WASHINGTON -- Senior White House officials were informed that China might have stolen U.S. nuclear secrets nearly a year earlier than the Clinton administration originally disclosed, according to current and former U.S. officials.
The White House was told about China's apparent theft of U.S. nuclear weapons technology in July 1995, soon after it was detected by the Energy Department and the Central Intelligence Agency, several officials said.Until now, the administration has left the impression that the White House first learned about the matter in April 1996, when Sandy Berger, then President Clinton's deputy national security adviser, was briefed on the case by Energy Department officials.
But interviews with current and former officials show that by late 1995, within months of first learning of the case, the director of Central Intelligence was convinced that the evidence showed that China had stolen design information from America's most advanced nuclear warhead, and had briefed Clinton's national security adviser on the matter.
Evidence that China may have stolen nuclear secrets first came to the attention of the White House during a meeting in July 1995, when the White House Chief of Staff, Leon Panetta, was informed of the problem by Energy Secretary Hazel O'Leary, Panetta and other officials said.
Panetta then called the CIA director, John Deutch, to find out what the agency was doing about the case, Panetta said. Deutch, who had also just received a call about the same matter from Deputy Energy Secretary Charles Curtis, told Panetta he would investigate.

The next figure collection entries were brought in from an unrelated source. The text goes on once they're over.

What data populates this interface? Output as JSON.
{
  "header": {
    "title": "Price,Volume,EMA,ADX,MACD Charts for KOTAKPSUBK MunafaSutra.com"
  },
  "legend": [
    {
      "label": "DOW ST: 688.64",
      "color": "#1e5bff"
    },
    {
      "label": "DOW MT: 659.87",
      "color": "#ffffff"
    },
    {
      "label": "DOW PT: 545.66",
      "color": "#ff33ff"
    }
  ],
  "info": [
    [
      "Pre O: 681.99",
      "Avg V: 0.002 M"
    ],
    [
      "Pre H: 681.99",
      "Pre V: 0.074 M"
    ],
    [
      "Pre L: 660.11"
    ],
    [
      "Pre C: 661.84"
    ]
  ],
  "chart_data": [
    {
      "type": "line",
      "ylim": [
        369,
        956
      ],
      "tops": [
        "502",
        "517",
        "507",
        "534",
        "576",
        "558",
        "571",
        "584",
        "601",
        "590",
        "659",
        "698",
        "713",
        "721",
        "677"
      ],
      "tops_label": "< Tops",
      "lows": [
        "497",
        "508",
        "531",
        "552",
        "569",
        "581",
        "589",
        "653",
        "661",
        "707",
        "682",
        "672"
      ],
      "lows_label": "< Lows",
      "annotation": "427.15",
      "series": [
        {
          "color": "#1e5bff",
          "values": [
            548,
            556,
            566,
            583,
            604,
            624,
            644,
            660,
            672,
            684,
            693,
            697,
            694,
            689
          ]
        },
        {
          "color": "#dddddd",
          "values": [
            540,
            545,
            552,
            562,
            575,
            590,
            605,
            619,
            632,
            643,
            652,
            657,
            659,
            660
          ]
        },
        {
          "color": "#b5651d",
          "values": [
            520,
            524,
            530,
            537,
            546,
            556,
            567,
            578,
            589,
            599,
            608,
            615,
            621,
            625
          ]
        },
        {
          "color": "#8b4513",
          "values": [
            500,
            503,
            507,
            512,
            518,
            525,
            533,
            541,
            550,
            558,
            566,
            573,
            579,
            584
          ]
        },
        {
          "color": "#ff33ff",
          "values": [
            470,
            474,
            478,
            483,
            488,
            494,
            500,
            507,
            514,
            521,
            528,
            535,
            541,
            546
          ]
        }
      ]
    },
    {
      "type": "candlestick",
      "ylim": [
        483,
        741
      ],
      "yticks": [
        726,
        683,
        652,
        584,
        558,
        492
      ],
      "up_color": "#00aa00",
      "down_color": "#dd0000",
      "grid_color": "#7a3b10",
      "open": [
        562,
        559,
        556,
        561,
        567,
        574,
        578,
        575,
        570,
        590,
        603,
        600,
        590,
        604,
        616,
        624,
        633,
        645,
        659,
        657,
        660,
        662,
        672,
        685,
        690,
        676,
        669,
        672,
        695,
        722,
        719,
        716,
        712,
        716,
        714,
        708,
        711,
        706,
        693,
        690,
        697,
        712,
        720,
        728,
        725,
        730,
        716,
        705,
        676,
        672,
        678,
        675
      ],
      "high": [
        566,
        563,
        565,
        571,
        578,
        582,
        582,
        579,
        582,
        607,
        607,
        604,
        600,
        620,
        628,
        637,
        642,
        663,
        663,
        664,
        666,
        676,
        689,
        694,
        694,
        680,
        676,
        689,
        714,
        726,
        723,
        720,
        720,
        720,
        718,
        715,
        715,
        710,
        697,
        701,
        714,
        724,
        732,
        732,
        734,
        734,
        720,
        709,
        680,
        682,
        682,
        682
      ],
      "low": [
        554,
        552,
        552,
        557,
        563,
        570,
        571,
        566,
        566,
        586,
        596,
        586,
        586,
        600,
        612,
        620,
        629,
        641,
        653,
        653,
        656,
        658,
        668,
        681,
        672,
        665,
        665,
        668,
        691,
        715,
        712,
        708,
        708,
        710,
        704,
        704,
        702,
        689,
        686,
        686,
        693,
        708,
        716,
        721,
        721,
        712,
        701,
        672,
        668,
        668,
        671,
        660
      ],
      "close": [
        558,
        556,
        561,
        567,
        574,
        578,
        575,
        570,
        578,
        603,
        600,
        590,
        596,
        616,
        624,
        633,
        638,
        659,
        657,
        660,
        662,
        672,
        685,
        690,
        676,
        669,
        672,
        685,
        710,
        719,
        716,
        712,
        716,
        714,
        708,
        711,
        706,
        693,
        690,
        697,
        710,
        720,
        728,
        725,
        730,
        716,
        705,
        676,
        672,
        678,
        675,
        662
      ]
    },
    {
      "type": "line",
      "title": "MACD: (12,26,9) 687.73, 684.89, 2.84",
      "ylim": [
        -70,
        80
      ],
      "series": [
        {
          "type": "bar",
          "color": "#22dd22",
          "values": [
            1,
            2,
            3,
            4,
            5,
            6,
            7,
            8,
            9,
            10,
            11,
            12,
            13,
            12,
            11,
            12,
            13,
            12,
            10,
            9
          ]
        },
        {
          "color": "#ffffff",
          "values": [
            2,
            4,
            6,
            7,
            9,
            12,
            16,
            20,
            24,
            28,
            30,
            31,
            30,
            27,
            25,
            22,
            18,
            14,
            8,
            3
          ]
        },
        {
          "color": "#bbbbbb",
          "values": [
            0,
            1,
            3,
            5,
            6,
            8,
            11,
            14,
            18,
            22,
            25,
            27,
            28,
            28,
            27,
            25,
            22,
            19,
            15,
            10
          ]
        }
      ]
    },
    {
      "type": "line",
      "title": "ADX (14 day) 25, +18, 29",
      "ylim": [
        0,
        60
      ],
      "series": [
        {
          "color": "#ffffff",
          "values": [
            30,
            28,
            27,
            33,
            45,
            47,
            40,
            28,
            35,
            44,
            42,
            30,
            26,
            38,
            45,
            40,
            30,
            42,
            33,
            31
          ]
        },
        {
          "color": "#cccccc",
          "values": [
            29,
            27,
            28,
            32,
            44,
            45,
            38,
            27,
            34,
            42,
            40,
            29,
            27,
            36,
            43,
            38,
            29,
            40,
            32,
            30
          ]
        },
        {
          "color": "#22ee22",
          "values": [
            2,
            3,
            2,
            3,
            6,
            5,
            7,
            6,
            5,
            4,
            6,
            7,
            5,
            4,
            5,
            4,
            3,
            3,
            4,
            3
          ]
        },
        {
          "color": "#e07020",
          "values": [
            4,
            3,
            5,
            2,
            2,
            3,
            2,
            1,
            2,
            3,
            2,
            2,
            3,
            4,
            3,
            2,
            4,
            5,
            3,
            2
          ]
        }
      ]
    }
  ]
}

Deutch called Panetta back a day or two later and told him what the CIA knew about the spy case, officials said. He briefed the national security adviser, Anthony Lake, on the case in November 1995. Lake said he did not recall the briefing, but he and White House officials said there was a record of it.
Clinton was not told of the evidence in 1995 by Panetta, Lake or any of the other officials who had been briefed, according to the National Security Council spokesman, David C. Leavy. Berger also did not tell Clinton about the case following his briefing in 1996.
Berger, now the national security adviser, has said that it was not until after he received a second, more specific briefing in July 1997 that he told Clinton about security problems at the nuclear weapons laboratories.
Berger did take some action after his 1996 briefing, Leavy said, including directing that Congress be secretly informed.